UN Releases Comments on Draft Articles on Responsibility of International Organizations
The UN has just released its comments on the ILC’s set of 66 Articles on the Responsibility of International Organizations (“RIO”) as document A/CN.4/637/Add.1 (available on the ILC website). The commentary is interesting both for what it says and what it doesn’t say. It should be noted that the comments take a more conciliatory view of the ILC’s enterprise than a number of other IOs who suggested the project should be abandoned. In certain cases, the UN even endorses the inclusion of a rule despite concerns about its implications in practice. (Eg, Art. 20 on Self-Defense).
Points of note include the UN’s detailed discussion of peacekeeping operations, in which they distinguish between command and control and UN authorized peacekeeping. According to UN practice, the UN assumes responsibility for the former, but not for the latter. The ECtHR’s failure to recognize this distinction led to the much criticized Behrami and Saramati decision. The UN’s commentary helpfully elucidates the potential application of Articles 5 & 6 of the Draft Articles (on attribution and effective control) going forward. Interestingly, it also shows that the UN’s application of effective control is broader than that proposed by the ILC, in that the UN notes it continues to assumes responsibility for peacekeeping missions under its command and control even after it has lost effective control.
The UN comments echo two common complaints about the ILC’s attempt to progressively develop the law relating to the responsibility of international organizations: limited practice, and the principle of speciality.
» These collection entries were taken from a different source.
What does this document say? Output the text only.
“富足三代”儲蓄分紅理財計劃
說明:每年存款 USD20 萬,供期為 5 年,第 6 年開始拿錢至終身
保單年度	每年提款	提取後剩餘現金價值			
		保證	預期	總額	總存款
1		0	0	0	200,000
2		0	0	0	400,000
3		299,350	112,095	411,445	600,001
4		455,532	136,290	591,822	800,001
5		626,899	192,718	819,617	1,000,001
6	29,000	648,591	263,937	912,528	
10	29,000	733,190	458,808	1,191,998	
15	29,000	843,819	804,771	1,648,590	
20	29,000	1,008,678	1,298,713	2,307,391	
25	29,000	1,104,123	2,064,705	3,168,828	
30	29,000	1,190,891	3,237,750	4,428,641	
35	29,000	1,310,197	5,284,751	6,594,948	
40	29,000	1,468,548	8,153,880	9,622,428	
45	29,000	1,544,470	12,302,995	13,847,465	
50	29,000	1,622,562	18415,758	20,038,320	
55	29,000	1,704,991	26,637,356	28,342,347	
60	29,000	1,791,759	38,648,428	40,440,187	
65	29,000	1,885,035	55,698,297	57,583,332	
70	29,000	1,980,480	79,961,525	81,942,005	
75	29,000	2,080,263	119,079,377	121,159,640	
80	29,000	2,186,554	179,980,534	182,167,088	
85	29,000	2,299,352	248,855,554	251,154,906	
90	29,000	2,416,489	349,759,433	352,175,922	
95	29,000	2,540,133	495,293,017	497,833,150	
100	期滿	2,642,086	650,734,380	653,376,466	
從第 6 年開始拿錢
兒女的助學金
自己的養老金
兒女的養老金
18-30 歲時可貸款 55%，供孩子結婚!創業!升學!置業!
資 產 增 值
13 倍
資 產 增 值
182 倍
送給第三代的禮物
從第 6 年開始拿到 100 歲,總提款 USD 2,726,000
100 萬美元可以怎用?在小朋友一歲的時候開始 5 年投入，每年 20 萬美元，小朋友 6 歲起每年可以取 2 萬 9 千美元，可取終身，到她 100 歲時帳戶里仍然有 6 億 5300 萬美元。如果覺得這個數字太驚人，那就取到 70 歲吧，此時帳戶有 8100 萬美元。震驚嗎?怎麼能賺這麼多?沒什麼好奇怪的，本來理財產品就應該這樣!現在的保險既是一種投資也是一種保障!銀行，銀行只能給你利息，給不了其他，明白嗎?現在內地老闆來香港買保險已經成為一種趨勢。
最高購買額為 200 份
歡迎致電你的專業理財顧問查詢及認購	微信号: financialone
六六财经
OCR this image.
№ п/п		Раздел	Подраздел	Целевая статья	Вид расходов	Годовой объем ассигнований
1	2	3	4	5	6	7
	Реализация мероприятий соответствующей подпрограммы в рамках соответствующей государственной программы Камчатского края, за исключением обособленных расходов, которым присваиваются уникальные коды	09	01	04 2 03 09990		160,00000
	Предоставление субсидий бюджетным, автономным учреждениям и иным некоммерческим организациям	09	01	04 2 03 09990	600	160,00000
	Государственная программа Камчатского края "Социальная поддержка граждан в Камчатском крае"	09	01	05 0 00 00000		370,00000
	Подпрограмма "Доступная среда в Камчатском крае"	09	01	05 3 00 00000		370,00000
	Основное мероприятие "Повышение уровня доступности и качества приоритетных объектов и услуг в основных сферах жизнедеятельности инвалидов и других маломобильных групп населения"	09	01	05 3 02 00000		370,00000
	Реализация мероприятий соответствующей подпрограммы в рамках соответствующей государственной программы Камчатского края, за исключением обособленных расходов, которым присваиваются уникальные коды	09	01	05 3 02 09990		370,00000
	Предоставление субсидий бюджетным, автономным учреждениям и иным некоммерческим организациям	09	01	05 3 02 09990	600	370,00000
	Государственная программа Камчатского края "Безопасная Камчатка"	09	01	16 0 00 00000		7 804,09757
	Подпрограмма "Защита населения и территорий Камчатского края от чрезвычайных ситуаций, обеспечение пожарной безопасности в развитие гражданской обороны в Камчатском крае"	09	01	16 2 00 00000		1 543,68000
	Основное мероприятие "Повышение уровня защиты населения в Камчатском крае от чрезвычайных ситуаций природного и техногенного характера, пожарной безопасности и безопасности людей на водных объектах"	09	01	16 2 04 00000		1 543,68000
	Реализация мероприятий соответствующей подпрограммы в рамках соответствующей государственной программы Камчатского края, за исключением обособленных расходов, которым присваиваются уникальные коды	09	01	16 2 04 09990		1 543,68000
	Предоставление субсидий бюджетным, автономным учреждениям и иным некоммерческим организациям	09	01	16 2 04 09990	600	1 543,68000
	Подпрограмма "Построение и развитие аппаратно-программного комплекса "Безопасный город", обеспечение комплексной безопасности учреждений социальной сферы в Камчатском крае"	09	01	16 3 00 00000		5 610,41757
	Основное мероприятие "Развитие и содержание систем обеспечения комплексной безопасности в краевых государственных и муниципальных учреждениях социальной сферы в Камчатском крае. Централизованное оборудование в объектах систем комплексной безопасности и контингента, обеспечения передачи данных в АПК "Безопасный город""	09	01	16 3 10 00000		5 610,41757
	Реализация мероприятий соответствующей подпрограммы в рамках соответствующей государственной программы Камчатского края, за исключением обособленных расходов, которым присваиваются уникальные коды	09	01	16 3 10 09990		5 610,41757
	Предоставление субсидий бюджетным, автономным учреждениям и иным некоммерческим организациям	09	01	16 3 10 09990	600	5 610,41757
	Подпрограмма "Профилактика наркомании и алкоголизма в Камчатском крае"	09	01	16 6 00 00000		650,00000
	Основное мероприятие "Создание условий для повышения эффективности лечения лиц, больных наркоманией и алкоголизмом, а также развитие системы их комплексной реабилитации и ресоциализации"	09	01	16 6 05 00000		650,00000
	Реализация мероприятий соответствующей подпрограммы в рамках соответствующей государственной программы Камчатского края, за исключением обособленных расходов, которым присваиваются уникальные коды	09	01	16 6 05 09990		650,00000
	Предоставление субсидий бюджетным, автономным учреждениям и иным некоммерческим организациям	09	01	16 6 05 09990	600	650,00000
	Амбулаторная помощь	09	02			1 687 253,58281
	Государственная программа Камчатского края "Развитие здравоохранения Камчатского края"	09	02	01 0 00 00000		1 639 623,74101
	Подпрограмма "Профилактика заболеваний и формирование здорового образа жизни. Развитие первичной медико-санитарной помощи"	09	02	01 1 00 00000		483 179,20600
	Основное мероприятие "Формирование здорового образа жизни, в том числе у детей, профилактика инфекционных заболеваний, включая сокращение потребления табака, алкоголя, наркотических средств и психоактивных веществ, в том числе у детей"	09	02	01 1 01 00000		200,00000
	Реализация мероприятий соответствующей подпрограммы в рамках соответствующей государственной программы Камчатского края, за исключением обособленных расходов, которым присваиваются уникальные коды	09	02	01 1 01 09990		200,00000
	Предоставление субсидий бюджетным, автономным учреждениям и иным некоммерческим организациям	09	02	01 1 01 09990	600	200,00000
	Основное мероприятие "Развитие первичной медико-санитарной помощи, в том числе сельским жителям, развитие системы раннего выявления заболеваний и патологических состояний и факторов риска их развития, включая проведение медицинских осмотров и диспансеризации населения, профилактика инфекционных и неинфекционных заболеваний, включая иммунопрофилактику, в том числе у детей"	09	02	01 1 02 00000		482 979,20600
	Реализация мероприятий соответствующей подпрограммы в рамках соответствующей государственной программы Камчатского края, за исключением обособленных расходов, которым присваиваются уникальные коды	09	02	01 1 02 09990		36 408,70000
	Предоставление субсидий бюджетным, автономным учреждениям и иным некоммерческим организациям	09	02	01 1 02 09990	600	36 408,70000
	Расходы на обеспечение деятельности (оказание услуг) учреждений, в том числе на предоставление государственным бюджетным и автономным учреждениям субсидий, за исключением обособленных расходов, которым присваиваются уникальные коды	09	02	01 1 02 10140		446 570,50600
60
In particular, the UN notes that IOs are not created alike, and the scope of their personality is a function of their specific mandates. As a result, the UN suggests that the recognition of lex specialis does not go far enough in recognizing the diversity of IOs.
The UN does not hold its punches on certain proposed articles. For example, it criticizes the current definition of “agent”, noting that the UN could be held responsible for an unjustifiably broad range of acts. It also notes how the pervasive references to “internal” rules need to be clarified. In addition, the UN suggests the ILC reconsider or even drop Articles 14 and 15, which address indirect liability from directing and controlling, or coercing another IO or State. The UN pushes back on Article 16, which would assign responsibility to an IO that authorizes members or IOs to commit an act that would be internationally wrongful if taken by the IO itself.
The UN’s commentary also interesting for what it doesn’t say. For example, Articles 40, 41 & 48 set out an aggravated responsibility regime applicable to breaches of peremptory norms. These articles (common to RIO and the state responsibility articles) authorize IOs and states other than those injured, to invoke the principles of responsibility where erga omnes obligations are concerned. The State Responsibility commentary on the parallel provisions give as examples acts of aggression, apartheid, and genocide. Given the obvious overlap between these crimes and the Security Council’s jurisdiction, the UN’s silence on these articles is curious. Indeed, the aggravated responsibility regime is an area where primary norms have leaked into the secondary rules of responsibility, in that they prioritize community interests like peace. Moreover, these articles could legitimize non-institutional reactions to violations of certain international obligations, which might side-line an inactive Security Council.
A second provision that passed without much comment is Article 66. This provides that “the articles on responsibility operate without prejudice to the Charter of the United Nations.” The UN took a curiously technical approach to this article, simply reacting to the ILC’s commentary with regards to a reference to Article 103, and urging consistency on phrasing in the parallel article on State responsibility. What the UN does not acknowledge explicitly however, is that the interplay between the UN Charter and the rules of responsibility are likely to be significant going forward. Not only has the Security Council invoked principles of responsibility on a number of occasions (e.g. finding Iraqi responsible for the invasion of Kuwait and requiring it pay for damages), but states may use the law of responsibility as well, by for example, invoking excuses like necessity before UN organs. Despite the ILC’s efforts to insulate the law of collective from the effects of the law of responsibility therefore, and we can anticipate considerable interplay going forward.